Murdoch vs. the Times
Perilous Times
Lessons from a Former Murdoch Man
Pirates can be charming, which is a good thing to remember in pondering the business plans of Rupert Murdoch. My only conversation with the pirate king took place in 2002 in, of all places, an executive retreat for top editors of the New York Times.
We had a conversation there that I've been carrying around like a hot rock ever since. As the paper's executive editor at that time, I was eager to hear Murdoch's critique of Escapes, our new lifestyle section. We had rushed Escapes into print to steal thunder from the debut of the Wall Street Journal's ballyhooed Personal Journal section.
Murdoch allowed that Escapes was all right as an attempt to thwart the Journal's targeting of young professional women, a key readership group for the Times. Then he added some advice about how to conduct a newspaper war: "You ought to hit them where they live," he said of the Journal. "Go after hard business news and beat them on their strength."
I can't shake the memory because it seems obvious to me that Murdoch now plans to do to the Times what he was advising me to do to the Journal. He will spend whatever it takes to undermine the Times' standing as America's leading general-interest newspaper. But my real fear is that Murdoch or some other unsuitable purchaser will then buy the Times through a combination of financial and psychological pressures on the strong, but hardly ironclad, Sulzberger family trust that controls the vast majority of the company's voting stock. There is no more important question in American journalism than the future of the Times, and I don't think the newspaper or the journalistic profession is taking Murdoch in particular or the takeover issue in general seriously enough.

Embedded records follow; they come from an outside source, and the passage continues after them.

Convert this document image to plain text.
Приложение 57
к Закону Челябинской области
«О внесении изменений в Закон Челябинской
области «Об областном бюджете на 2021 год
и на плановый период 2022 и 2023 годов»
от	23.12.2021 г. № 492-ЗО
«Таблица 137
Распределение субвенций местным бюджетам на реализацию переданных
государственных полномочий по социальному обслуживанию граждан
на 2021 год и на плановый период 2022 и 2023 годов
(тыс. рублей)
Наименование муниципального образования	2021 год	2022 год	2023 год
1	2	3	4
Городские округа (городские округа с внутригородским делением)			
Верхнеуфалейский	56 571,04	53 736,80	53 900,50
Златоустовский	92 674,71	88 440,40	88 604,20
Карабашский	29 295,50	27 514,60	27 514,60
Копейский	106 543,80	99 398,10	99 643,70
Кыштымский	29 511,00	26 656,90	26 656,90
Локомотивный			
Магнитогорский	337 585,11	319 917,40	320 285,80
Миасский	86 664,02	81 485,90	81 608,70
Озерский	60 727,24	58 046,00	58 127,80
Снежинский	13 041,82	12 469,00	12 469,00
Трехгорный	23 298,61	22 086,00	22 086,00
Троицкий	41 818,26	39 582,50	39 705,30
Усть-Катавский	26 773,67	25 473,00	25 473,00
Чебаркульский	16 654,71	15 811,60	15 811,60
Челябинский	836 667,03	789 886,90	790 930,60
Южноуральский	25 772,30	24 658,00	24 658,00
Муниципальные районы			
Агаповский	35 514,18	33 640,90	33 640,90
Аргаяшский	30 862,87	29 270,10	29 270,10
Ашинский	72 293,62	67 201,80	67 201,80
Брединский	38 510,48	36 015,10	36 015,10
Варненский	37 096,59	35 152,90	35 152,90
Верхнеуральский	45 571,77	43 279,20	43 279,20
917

It is an article of faith in the Times newsroom that the Sulzberger family trust, updated in 1997 from a previous agreement, is bulletproof. It may be, against the threat it was designed to counter: a renegade cousin or two stampeding the family into selling. But is it built to withstand repeated proxy battles with hedge funds or investment banks attacking the New York Times Co.'s dual-class stock structure? In recent weeks, New York investor Scott Galloway and his Firebrand Partners, along with the hedge fund Harbinger Capital Partners, have bought huge blocks of Times stock. This points to the trust's vulnerability to converging trends unique to this moment—the financial decline of the Times, predatory investors, Wall Street and family anxiety about stock prices, and the emergence of Murdoch as the most powerful individual in mass communications. These factors could bring us to the point where the unthinkable is possible.
When Arthur Sulzberger Jr. fired me in 2003, I took quite a beating from media reporters on journalistic issues. Since then, I've watched Arthur get roughed up by the financial press for his business decisions. Any tendency toward schadenfreude on my part has been offset by two powerful factors. As a Times pensioner, I want the paper to make money under public-spirited owners. As a reader, I believe a Murdoch takeover of our last independent national newspaper would be a disaster for the trustworthy reporting on which our civic life depends. The Sulzbergers are one of the most admired publishing families ever. Throughout his career, Murdoch has used his newspapers and broadcasting properties in a broadly unprofessional way—as political muscle to advance his commercial interests.
Murdoch, jolly pirate that he is, reportedly sent Sulzberger a handwritten note after buying the Journal. "Let the war begin," it said. Since then, Murdoch has targeted three Times strengths—foreign news, the Washington/politics report, and the Sunday magazine—and suggested he'd invest heavily to beat its news sections. You could call it hitting them where they live. I hope the Times has battle plans to which I'm no longer privy, but from the outside, their response to Murdoch's trumpeting seems way too relaxed.
There's no argument that the Times is financially vulnerable, a fact that calls attention to a small but crucial trapdoor in the family trust agreement. In November 2006, the Times saw fit to print the news that by a vote of six to two, the governing board of the family trust could "change the company's corporate structure"—that is, set in motion a sale of the Times to an outside buyer. This came in response to the attempt by Hassan Elmasry of Morgan Stanley to incite a revolt among the owners of class-A stock, who can elect only four of 13 directors. The family owns the great majority of class-B shares through the family trust, electing nine of the 13 and thereby controlling the paper. In my 25 years at the Times, I never heard it suggested that the paper could be sold without unanimous family consent. Now we know that six of eight trustees out of an eventual 50 or more heirs hold this crucial power, a provocative fact in view of stock performance.